Researchers at the Mayo Clinic and the Scripps Research Institute have developed a small-molecule drug designed to thwart abnormal cellar processes caused by a mutation in a certain gene — the C9ORF72 gene — that can lead to neurodegenerative diseases, including dementia.
People with the gene mutation produce toxic RNA thought to be responsible for the neurodegeneration that occurs in C9ORF72-related disorders (c9FTD/ALS), such as amyotrophic lateral sclerosis (ALS; Lou Gehrig’s disease) and frontotemporal dementia (FTD).
“Our study shows that toxic RNA produced in people with the c9FTD/ALS mutation is indeed a viable drug target," Leonard Petrucelli, PhD, a molecular neurocscientist at the Mayo Clinic and the study’s lead author said.

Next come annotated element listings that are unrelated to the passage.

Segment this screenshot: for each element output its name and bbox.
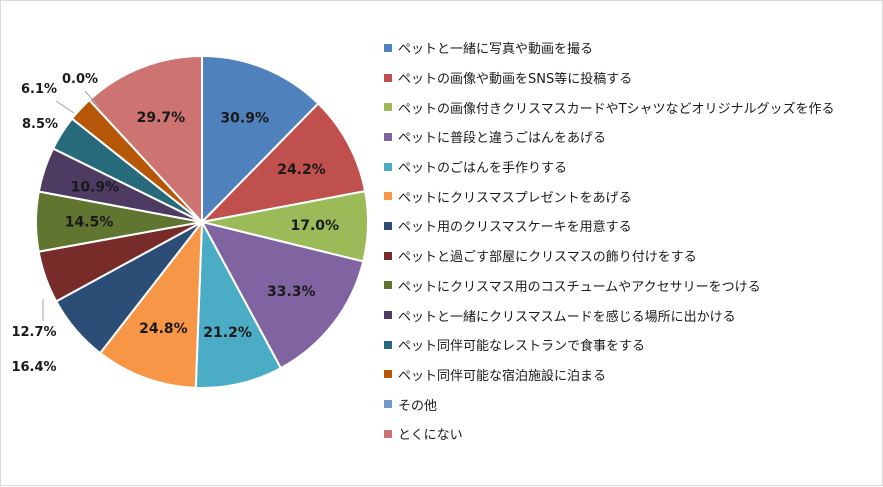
- slice-value-label: 24.8%: [139, 321, 188, 337]
- legend-label: ペットの画像付きクリスマスカードやTシャツなどオリジナルグッズを作る: [398, 101, 835, 117]
- slice-value-label: 33.3%: [267, 284, 316, 300]
- slice-value-label: 30.9%: [220, 111, 269, 127]
- legend-swatch: [384, 132, 392, 141]
- leader-line: [55, 100, 75, 114]
- legend-label: ペット同伴可能な宿泊施設に泊まる: [398, 368, 607, 384]
- slice-value-label: 29.7%: [137, 110, 186, 126]
- slice-value-label: 14.5%: [65, 215, 114, 231]
- legend-label: ペットにクリスマス用のコスチュームやアクセサリーをつける: [398, 279, 761, 295]
- legend-item: とくにない: [384, 419, 879, 449]
- legend-swatch: [384, 370, 392, 379]
- legend-swatch: [384, 311, 392, 320]
- legend-item: その他: [384, 389, 879, 419]
- legend-label: ペットにクリスマスプレゼントをあげる: [398, 190, 632, 206]
- slice-value-label: 6.1%: [21, 82, 57, 97]
- legend-item: ペットに普段と違うごはんをあげる: [384, 122, 879, 152]
- slice-value-label: 10.9%: [71, 179, 120, 195]
- legend-label: とくにない: [398, 428, 463, 444]
- legend: ペットと一緒に写真や動画を撮るペットの画像や動画をSNS等に投稿するペットの画像…: [384, 33, 879, 449]
- leader-line: [84, 90, 99, 107]
- legend-swatch: [384, 192, 392, 201]
- legend-item: ペット同伴可能なレストランで食事をする: [384, 330, 879, 360]
- legend-label: ペット同伴可能なレストランで食事をする: [398, 339, 646, 355]
- pie-slice: [200, 220, 365, 370]
- legend-item: ペットのごはんを手作りする: [384, 152, 879, 182]
- slice-value-label: 12.7%: [11, 325, 56, 340]
- legend-label: その他: [398, 398, 438, 414]
- pie-slice: [199, 102, 367, 224]
- slice-value-label: 0.0%: [62, 72, 98, 87]
- legend-swatch: [384, 429, 392, 438]
- legend-label: ペットと一緒にクリスマスムードを感じる場所に出かける: [398, 309, 736, 325]
- slice-value-label: 16.4%: [11, 360, 56, 375]
- legend-label: ペットに普段と違うごはんをあげる: [398, 131, 607, 147]
- legend-label: ペット用のクリスマスケーキを用意する: [398, 220, 632, 236]
- legend-label: ペットと過ごす部屋にクリスマスの飾り付けをする: [398, 250, 697, 266]
- legend-label: ペットの画像や動画をSNS等に投稿する: [398, 72, 633, 88]
- slice-value-label: 21.2%: [203, 325, 252, 341]
- legend-swatch: [384, 43, 392, 52]
- legend-item: ペットの画像や動画をSNS等に投稿する: [384, 63, 879, 93]
- legend-label: ペットのごはんを手作りする: [398, 161, 568, 177]
- legend-item: ペット用のクリスマスケーキを用意する: [384, 211, 879, 241]
- pie-slice: [87, 54, 203, 225]
- legend-swatch: [384, 400, 392, 409]
- slice-value-label: 8.5%: [22, 117, 58, 132]
- legend-swatch: [384, 73, 392, 82]
- slice-value-label: 24.2%: [277, 162, 326, 178]
- legend-item: ペットと一緒に写真や動画を撮る: [384, 33, 879, 63]
- legend-swatch: [384, 162, 392, 171]
- legend-item: ペット同伴可能な宿泊施設に泊まる: [384, 360, 879, 390]
- slice-value-label: 17.0%: [291, 218, 340, 234]
- legend-item: ペットと一緒にクリスマスムードを感じる場所に出かける: [384, 300, 879, 330]
- legend-item: ペットと過ごす部屋にクリスマスの飾り付けをする: [384, 241, 879, 271]
- legend-swatch: [384, 340, 392, 349]
- legend-swatch: [384, 103, 392, 112]
- legend-swatch: [384, 281, 392, 290]
- legend-swatch: [384, 221, 392, 230]
- legend-item: ペットの画像付きクリスマスカードやTシャツなどオリジナルグッズを作る: [384, 92, 879, 122]
- pie-slice: [194, 218, 283, 389]
- legend-label: ペットと一緒に写真や動画を撮る: [398, 42, 594, 58]
- legend-item: ペットにクリスマスプレゼントをあげる: [384, 181, 879, 211]
- pie-slice: [201, 54, 320, 225]
- legend-swatch: [384, 251, 392, 260]
- legend-item: ペットにクリスマス用のコスチュームやアクセサリーをつける: [384, 271, 879, 301]
- pie-slice: [98, 218, 204, 389]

The compound bound to and blocked RNA's ability to interact with other key proteins, thereby preventing the formation of toxic RNA clumps and "c9RAN protein," which is produced by the harmful RNA, the researchers reported in Neuron.

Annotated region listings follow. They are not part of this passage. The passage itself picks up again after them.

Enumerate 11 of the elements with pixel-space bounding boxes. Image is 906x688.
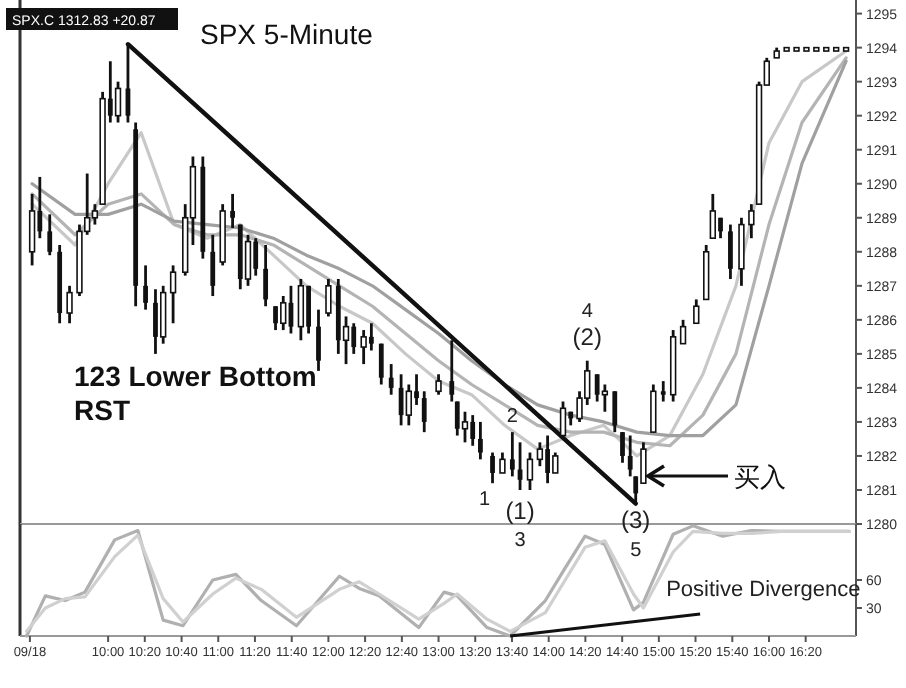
- text: SPX 5-Minute: [200, 18, 374, 50]
- annotation: 5: [630, 539, 643, 562]
- annotation: (3): [621, 506, 651, 535]
- annotation: 3: [514, 529, 527, 552]
- annotation: 1: [478, 489, 491, 512]
- annotation: 123 Lower Bottom RST: [74, 360, 317, 426]
- annotation: (2): [572, 322, 602, 351]
- annotation: (1): [505, 496, 535, 525]
- annotation: 4: [581, 300, 594, 323]
- annotation: 买入: [734, 462, 786, 492]
- annotation: 2: [506, 406, 519, 429]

"Development of a readily accessible biomarker for the c9FTD/ALS mutation may aid not only diagnosis of these disorders and allow for tracking disease course in patients, but it could provide a more direct way to evaluate the response to experimental treatments,” Kevin Boylan, MD, medical director of the Mayo Jacksonville ALS Center in Florida and a study co-author.

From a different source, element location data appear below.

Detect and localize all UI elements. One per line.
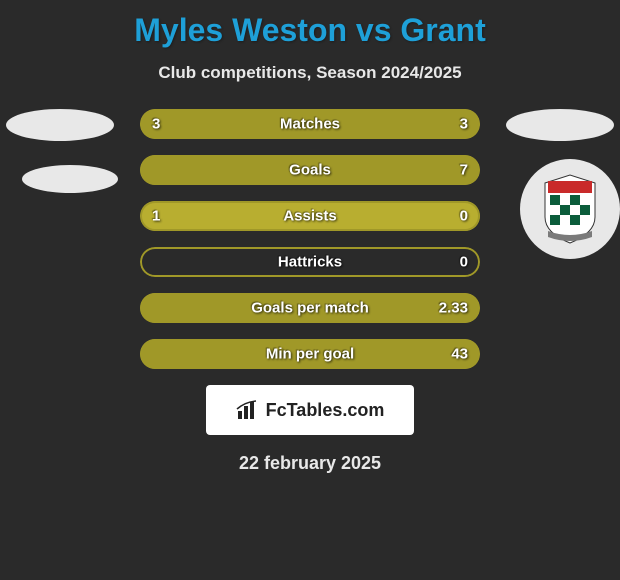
stat-row: Hattricks 0 bbox=[140, 247, 480, 277]
stat-value-left: 3 bbox=[152, 116, 160, 133]
logo-chart-icon bbox=[236, 399, 260, 421]
player2-placeholder bbox=[506, 109, 614, 141]
date: 22 february 2025 bbox=[0, 453, 620, 474]
player1-placeholder-2 bbox=[22, 165, 118, 193]
fctables-logo: FcTables.com bbox=[206, 385, 414, 435]
stat-label: Goals per match bbox=[251, 300, 369, 317]
stat-label: Min per goal bbox=[266, 346, 354, 363]
stat-value-right: 0 bbox=[460, 254, 468, 271]
stat-value-right: 3 bbox=[460, 116, 468, 133]
stat-row: Goals 7 bbox=[140, 155, 480, 185]
crest-icon bbox=[540, 173, 600, 245]
stat-value-right: 7 bbox=[460, 162, 468, 179]
stat-label: Goals bbox=[289, 162, 331, 179]
stat-row: Assists 1 0 bbox=[140, 201, 480, 231]
stat-bars: Matches 3 3 Goals 7 Assists 1 0 Hattricks 0 Goals … bbox=[140, 109, 480, 369]
stat-label: Matches bbox=[280, 116, 340, 133]
stat-value-left: 1 bbox=[152, 208, 160, 225]
logo-text: FcTables.com bbox=[266, 400, 385, 421]
stat-label: Hattricks bbox=[278, 254, 342, 271]
player1-placeholder-1 bbox=[6, 109, 114, 141]
stat-label: Assists bbox=[283, 208, 336, 225]
stat-row: Goals per match 2.33 bbox=[140, 293, 480, 323]
subtitle: Club competitions, Season 2024/2025 bbox=[0, 63, 620, 83]
team-crest bbox=[520, 159, 620, 259]
stat-row: Matches 3 3 bbox=[140, 109, 480, 139]
comparison-chart: Matches 3 3 Goals 7 Assists 1 0 Hattricks 0 Goals … bbox=[0, 109, 620, 369]
stat-row: Min per goal 43 bbox=[140, 339, 480, 369]
stat-value-right: 2.33 bbox=[439, 300, 468, 317]
stat-value-right: 43 bbox=[451, 346, 468, 363]
page-title: Myles Weston vs Grant bbox=[0, 0, 620, 49]
stat-value-right: 0 bbox=[460, 208, 468, 225]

Researchers have developed a new medical intervention that can stop genetic elements from turning into potential risk factors for development of neurodegenerative disorders, amyotrophic lateral sclerosis (ALS or Lou Gehrig’s disease) and frontotemporal dementia (FTD). The research from Mayo Clinic and The Scripps Research Institute in Florida was published in the journal Neuron.